Data: 2011-07-29 16:55:14
Temat: Re: czasami
Od: Lebowski <lebowski@*****.net>
Pokaż wszystkie nagłówki
W dniu 2011-07-29 16:40, medea pisze:
> W dniu 2011-07-29 16:20, Lebowski pisze:
> A twój brak samooceny ma jakiś konkretny
> kształt? Potrafiłbyś go jakoś opisać?
Kazdy ma jakis fundament osobowosci, nienaruszalne przekonanie - cos co
ja integruje, ale moje ewoluowalo z samooceny, jej kryteriow oraz
odniesien do wzorcow do wyzszej formy, chyba juz gdzies w podstawowce.

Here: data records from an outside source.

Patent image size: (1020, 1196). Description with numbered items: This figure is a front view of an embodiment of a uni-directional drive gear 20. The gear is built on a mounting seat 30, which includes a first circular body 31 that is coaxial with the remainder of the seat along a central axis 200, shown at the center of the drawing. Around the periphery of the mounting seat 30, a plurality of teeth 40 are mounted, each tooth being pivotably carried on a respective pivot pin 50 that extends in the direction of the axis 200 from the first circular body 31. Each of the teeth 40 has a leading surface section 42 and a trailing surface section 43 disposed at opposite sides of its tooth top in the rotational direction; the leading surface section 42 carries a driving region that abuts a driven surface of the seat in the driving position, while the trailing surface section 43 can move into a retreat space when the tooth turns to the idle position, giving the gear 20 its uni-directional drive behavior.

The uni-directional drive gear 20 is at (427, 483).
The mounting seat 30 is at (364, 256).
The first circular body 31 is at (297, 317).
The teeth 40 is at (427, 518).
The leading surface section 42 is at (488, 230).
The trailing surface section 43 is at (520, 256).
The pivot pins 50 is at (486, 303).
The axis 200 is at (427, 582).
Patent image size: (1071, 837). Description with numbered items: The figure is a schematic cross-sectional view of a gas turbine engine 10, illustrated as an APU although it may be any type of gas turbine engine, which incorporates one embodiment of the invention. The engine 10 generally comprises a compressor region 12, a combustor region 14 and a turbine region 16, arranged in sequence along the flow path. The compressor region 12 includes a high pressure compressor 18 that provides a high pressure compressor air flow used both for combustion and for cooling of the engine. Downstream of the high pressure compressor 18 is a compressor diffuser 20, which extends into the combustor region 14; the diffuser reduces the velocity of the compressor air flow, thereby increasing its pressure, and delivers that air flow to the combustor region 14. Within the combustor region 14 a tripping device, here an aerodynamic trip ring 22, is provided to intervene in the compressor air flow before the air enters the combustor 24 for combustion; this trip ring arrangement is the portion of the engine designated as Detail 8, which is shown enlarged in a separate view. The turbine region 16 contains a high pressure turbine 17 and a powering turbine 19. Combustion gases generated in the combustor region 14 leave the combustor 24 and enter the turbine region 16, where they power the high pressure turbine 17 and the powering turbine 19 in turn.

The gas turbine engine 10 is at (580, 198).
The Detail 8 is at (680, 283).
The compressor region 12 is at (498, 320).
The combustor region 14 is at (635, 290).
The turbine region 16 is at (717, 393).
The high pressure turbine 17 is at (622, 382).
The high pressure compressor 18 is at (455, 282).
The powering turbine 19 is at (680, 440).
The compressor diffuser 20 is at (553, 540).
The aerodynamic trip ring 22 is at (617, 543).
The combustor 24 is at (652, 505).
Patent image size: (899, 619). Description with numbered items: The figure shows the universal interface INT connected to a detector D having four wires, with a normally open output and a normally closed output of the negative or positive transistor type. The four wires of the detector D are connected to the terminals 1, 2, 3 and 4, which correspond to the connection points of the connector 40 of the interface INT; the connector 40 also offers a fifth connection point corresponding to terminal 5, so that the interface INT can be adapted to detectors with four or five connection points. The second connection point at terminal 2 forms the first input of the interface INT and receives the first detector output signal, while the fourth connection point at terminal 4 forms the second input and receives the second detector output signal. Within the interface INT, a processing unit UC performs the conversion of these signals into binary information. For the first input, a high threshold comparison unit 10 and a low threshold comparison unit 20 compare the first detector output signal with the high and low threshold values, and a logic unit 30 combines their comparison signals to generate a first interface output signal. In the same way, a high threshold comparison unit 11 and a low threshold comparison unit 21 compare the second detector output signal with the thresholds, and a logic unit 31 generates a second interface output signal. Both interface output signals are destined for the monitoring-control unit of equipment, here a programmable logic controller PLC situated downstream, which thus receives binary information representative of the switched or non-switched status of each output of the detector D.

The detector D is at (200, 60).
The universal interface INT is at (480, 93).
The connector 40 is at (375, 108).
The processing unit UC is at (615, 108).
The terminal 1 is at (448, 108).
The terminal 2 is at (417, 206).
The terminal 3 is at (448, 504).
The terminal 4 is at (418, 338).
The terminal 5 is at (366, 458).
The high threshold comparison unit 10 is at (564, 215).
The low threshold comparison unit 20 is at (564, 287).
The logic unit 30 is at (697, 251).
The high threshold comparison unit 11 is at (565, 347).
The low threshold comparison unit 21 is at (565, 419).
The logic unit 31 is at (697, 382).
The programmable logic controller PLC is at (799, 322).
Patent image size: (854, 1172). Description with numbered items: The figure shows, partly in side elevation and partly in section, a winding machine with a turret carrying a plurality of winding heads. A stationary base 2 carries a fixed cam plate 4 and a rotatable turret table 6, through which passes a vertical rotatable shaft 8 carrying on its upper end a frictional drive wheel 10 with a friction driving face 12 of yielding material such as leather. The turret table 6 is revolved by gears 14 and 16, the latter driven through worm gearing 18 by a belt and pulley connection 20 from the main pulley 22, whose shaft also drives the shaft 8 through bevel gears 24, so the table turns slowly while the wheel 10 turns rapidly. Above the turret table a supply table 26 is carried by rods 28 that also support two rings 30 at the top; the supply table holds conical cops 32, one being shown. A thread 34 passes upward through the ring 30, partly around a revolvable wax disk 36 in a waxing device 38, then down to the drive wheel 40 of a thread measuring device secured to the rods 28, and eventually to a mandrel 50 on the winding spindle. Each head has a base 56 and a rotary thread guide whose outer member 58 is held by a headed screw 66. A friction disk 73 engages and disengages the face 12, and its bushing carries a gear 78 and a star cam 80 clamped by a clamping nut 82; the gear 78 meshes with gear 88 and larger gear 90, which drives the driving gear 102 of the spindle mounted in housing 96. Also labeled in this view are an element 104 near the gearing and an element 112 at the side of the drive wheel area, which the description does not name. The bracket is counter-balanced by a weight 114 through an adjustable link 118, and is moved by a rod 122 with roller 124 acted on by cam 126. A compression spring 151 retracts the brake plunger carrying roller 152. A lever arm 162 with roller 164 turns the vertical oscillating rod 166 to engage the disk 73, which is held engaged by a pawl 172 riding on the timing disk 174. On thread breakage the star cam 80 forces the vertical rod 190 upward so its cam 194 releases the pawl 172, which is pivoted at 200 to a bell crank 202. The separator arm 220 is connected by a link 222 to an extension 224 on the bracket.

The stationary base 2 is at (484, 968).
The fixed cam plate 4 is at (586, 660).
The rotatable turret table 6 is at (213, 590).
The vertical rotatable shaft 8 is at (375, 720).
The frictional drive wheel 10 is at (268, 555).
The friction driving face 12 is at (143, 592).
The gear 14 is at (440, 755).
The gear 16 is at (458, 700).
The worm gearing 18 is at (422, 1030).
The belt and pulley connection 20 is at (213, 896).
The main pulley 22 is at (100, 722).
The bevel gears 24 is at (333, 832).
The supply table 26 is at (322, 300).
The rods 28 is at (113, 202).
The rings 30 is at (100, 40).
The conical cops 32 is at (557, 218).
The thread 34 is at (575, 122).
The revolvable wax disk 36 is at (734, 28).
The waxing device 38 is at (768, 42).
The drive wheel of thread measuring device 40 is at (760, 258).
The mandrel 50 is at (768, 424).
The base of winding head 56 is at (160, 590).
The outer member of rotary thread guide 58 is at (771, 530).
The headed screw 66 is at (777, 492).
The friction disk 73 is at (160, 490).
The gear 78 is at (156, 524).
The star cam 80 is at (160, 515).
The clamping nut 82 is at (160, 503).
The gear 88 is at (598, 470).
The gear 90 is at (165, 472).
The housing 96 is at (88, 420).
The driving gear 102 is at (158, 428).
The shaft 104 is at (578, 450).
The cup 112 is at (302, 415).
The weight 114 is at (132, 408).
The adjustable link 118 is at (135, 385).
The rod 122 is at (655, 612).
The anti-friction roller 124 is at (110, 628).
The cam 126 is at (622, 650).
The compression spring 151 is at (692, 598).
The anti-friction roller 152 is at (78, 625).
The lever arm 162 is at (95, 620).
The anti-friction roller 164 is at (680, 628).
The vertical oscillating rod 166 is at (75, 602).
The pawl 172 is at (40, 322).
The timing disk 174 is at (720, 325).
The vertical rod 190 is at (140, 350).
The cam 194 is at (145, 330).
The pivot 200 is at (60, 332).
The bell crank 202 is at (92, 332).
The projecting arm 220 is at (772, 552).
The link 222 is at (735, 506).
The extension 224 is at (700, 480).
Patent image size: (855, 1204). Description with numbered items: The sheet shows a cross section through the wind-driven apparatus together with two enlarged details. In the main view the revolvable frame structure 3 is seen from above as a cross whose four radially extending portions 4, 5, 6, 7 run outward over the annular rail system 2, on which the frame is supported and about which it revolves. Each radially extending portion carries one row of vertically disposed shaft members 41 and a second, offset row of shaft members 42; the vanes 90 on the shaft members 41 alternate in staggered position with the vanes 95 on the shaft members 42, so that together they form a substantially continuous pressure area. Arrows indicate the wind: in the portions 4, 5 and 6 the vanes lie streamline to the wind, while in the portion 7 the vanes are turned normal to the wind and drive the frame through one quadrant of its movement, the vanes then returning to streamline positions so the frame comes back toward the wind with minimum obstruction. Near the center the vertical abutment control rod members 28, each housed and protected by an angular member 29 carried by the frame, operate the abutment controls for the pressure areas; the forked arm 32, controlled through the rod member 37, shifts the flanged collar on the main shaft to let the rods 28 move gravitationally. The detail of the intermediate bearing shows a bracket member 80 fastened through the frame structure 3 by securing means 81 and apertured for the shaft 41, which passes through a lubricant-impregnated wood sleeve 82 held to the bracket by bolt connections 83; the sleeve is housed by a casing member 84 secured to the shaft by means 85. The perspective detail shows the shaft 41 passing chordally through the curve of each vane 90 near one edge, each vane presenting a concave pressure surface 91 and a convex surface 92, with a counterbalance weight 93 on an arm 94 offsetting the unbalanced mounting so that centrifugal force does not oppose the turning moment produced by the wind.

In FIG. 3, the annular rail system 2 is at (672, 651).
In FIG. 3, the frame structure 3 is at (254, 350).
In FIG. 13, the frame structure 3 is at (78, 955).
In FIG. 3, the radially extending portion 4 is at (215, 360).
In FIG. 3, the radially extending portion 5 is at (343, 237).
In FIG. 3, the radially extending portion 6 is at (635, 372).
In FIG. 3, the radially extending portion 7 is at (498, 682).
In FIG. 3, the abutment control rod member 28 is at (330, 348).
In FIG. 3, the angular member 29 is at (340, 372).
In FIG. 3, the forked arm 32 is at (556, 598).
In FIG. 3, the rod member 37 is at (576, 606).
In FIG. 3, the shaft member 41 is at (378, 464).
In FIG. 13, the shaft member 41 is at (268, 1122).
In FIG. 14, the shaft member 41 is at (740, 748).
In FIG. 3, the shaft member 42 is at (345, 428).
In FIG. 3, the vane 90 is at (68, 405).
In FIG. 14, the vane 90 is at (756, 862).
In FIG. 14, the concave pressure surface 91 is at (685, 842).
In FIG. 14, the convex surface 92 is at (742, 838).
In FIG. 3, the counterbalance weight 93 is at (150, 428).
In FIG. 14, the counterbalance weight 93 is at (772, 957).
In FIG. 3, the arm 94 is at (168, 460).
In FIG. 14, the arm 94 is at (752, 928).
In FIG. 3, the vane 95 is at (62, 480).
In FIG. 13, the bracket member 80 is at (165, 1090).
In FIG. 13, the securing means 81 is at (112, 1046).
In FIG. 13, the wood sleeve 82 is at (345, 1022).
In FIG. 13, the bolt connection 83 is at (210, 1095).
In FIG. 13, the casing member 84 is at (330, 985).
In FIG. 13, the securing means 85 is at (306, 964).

W zasadzie to dosc szczegolowo opisalem co to jest nie sprowadzajac tego
do konkretnej definicji i nie chcialbym jej tu sprowadzac, poniewaz
wtedy taka informacja bylaby juz dla ciebie bezpowrotnie bezwartosciowa.
Jest to informacja tego typu, ktora nagle sie 'materializuje' w umysle i
az sie czlowiek dziwi, ze wczesniej nie wpadl na cos tak oczywistego,
ale gdy sama sie 'zmaterializuje' to wnosi do umyslu cala konsekwencje
tego, czyli bogactow powiazan skojarzeniowych i wyrabia mechanizm pod
kolejne tego typu 'materializacje', ktore przychodza potem szybciej i
latwiej.
>> Oszacowanie wymiernych i niewymiernych?
>> Jakosciowo czy/i ilosciowo?
>> Jedna metoda czy roznymi?
>
> Jestem człowiekiem, nie maszyną.
>
>> Pomijajac juz fakt, ze najwyrazniej ocena i szacowanie to dla ciebie
>> jedno.
>
> A czym to się różni?
Najwidoczniej nigdy w nie dokonalas ani jednego, ani drugiego w jakis
usytematyzowany sposob i dla tego nie widzisz roznicy.
>> Moze i chcialabys o czyms porozmawiac, ale twoja logika powiedziala
>> juz nam raczej do widzenia.
>
> Hm, może bym i chciała, ale szacuję, że osiągnęłam już limit empatii dla
> ciebie.
Sam chyba trafniej bym tego nie ujal.
Tobie po prostu chce sie czuc, a nie myslec i dla tego rozmowa z toba
nigdy nie bedzie miala wiekszego sensu.
Owszem, moge byc zachecajacy do rozmowy, tylko ze ty nigdy nie chcesz
niczego wartosciowego dla mnie dac w zamian.